Assuming plaintiff has sued defendant’s members in their official capacities as required by the Tort Claims Act, the Industrial Commission does not have jurisdiction to adjudicate plaintiffs claims. N.C.G.S. § 143-291(a) (Industrial Commission not given jurisdiction to adjudicate claims against public officers in their individual capacities). The Tort Claims Act is in derogation of sovereign immunity and must be strictly construed and followed as written. Watson v. North Carolina Dep’t of Correction, 47 N.C. App. 718, 722, 268 S.E.2d 546, 549, disc. rev. denied, 301 N.C. 239, 283 S.E.2d 135 (1980); Bailey v. North Carolina Dep’t of Mental Health, 2 N.C. App. 645, 649, 163 S.E.2d 652, 655 (1968). The scope of the Tort Claims Act may not be enlarged beyond the meaning of its plain and unambiguous terms. Alliance Co. v. State Hosp., 241 N.C. 329, 332, 85 S.E.2d 386, 389 (1955). Based on these principles which we apply in construing the language of the statute, the Tort Claims Act allows a suit against the State only for ordinary negligence in the forum of the Industrial Commission.

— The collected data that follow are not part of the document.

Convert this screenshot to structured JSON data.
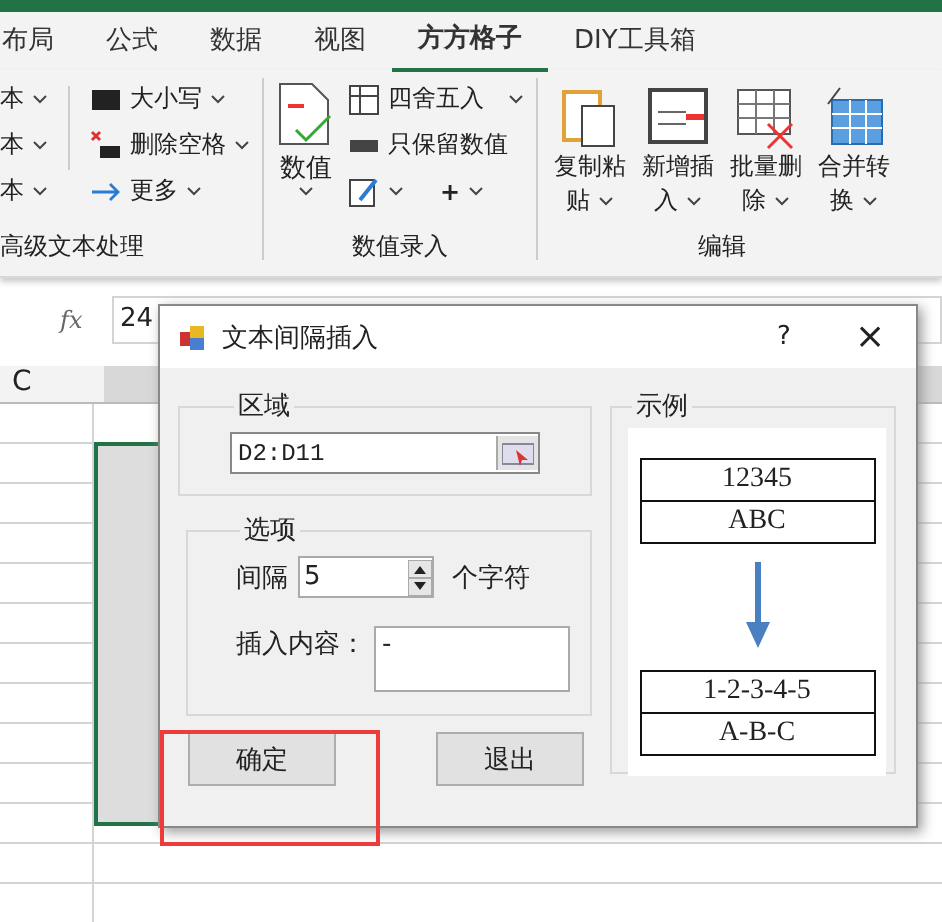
{
  "tabs": [
    {
      "label": "布局",
      "selected": false
    },
    {
      "label": "公式",
      "selected": false
    },
    {
      "label": "数据",
      "selected": false
    },
    {
      "label": "视图",
      "selected": false
    },
    {
      "label": "方方格子",
      "selected": true
    },
    {
      "label": "DIY工具箱",
      "selected": false
    }
  ],
  "ribbon": {
    "groups": [
      {
        "label": "高级文本处理",
        "cut_items": [
          "本",
          "本",
          "本"
        ],
        "items": [
          {
            "label": "大小写"
          },
          {
            "label": "删除空格"
          },
          {
            "label": "更多"
          }
        ]
      },
      {
        "label": "数值录入",
        "big": {
          "label": "数值"
        },
        "items": [
          {
            "label": "四舍五入",
            "dropdown": true
          },
          {
            "label": "只保留数值",
            "dropdown": false
          }
        ],
        "plus": "+"
      },
      {
        "label": "编辑",
        "buttons": [
          {
            "lines": [
              "复制粘",
              "贴"
            ]
          },
          {
            "lines": [
              "新增插",
              "入"
            ]
          },
          {
            "lines": [
              "批量删",
              "除"
            ]
          },
          {
            "lines": [
              "合并转",
              "换"
            ]
          }
        ]
      }
    ]
  },
  "formula_bar": {
    "fx": "fx",
    "value": "24"
  },
  "sheet": {
    "column": "C"
  },
  "dialog": {
    "title": "文本间隔插入",
    "help": "?",
    "close": "×",
    "range": {
      "legend": "区域",
      "value": "D2:D11"
    },
    "options": {
      "legend": "选项",
      "interval_label": "间隔",
      "interval_value": "5",
      "unit": "个字符",
      "insert_label": "插入内容：",
      "insert_value": "-"
    },
    "example": {
      "legend": "示例",
      "before": [
        "12345",
        "ABC"
      ],
      "after": [
        "1-2-3-4-5",
        "A-B-C"
      ]
    },
    "buttons": [
      {
        "label": "确定",
        "highlighted": true
      },
      {
        "label": "退出",
        "highlighted": false
      }
    ]
  }
}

Plaintiff alleges in his affidavits and brief, however, that the actions of defendant’s members did not constitute ordinary negligence; rather, he asserts “(1) that the initial decision to grant parole to Karl DeGregory was of such gross negligence as to be malicious, wanton, reckless and grossly negligent,” and “(2) that the supervision and control of DeGregory after he had been released on parole including the omission to revoke DeGregory’s parole or otherwise incarcerate DeGregory was grossly negligent, wanton, reckless and malicious.” Without deciding whether gross negligence is something less than wanton conduct or whether it is wanton conduct, see Cowan v. Brian Ctr. Mgmt. Corp., 109 N.C. App. 443, 448-49, 428 S.E.2d 263, 266 (1993) (defining gross negligence as something less than wanton conduct and including absence of even sight care, indifference to rights and welfare of others in context of wrongful death statute); Bullins v. Schmidt, 322 N.C. 580, 583, 369 S.E.2d 601, 603 (1988) (defining gross negligence as wanton conduct demonstrating conscious and reckless disregard for rights of safety of others in context of statute governing police officers’ standard of care when engaged in pursuits by vehicle), plaintiff’s allegations of gross negligence and wanton, reckless and malicious conduct assert a claim for something more than ordinary negligence. Therefore, the Industrial *549Commission does not have jurisdiction to hear and award damages on plaintiff’s claims. For these reasons, the decision of the Industrial Commission dismissing and denying plaintiff’s claims is
Judges LEWIS and MARTIN, MARK D., concur.